In a bid to reduce MEA’s losses in 2001, Hout, with a green light from Prime Minister Rafik Hariri’s government, laid off 1,200 staff members and offered early retirement packages to 250 more. The Central Bank, which owns more than 99 percent of MEA, agreed to pay more than $100 million in compensation to the laid-off staff.
In addition, Hout canceled a number of destinations and closed several overseas offices to reduce losses. Restructuring the airline, he said, was necessary to boost efficiency at the company, which is on the government’s short list for privatization.
The move was hailed by financial experts and economists, who said the time had come to reduce the size of state-owned companies.
Like many public institutions, MEA has been accused of being overstaffed with incompetent and politically appointed employees.
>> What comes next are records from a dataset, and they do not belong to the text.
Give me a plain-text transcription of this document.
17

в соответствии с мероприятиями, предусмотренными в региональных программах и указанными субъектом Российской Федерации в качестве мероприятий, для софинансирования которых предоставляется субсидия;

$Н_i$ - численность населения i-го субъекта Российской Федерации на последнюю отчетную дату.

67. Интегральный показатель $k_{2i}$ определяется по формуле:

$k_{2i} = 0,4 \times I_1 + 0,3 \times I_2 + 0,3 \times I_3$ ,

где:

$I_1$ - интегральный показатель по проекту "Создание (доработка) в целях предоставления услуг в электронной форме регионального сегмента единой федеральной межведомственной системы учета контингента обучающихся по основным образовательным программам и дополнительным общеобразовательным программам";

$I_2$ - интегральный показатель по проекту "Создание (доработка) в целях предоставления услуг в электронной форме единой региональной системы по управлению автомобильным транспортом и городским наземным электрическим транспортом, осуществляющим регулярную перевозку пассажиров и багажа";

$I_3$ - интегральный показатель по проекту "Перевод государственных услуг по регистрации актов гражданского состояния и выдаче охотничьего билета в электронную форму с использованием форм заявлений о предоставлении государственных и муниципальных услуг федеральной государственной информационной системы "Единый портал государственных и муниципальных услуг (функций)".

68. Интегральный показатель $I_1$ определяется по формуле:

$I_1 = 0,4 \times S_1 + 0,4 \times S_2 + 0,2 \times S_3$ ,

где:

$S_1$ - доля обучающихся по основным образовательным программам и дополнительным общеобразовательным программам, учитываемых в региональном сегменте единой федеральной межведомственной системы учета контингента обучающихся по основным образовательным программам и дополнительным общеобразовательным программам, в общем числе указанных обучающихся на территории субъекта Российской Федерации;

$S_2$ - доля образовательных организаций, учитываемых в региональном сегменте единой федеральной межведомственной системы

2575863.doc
The carrier also faces competition from foreign airlines.
“The open skies policy (which utilizes Beirut as a stop-over for a number of foreign carriers en route to other destinations) has harmed MEA to some extent,” Hout said.
But replacing old planes now has raised questions about the government’s desire to finding a strategic partner for the national carrier.
The previous government commissioned the International Financial Corporation, part of the World Bank, to study ways to reduce losses at MEA and find a strategic partner.
Former MEA chairman Abdel-Hamid Fakhoury declined to comment on the new planes, saying it was too early to judge Hout’s plan.
“If the leasing … is based on a sound economic study, then this move is good,” he said, but wondered if the leasing deal would help privatization efforts.
So the rumors turned out to be true. The A330 has proven popular in the region with EK, GF and QR.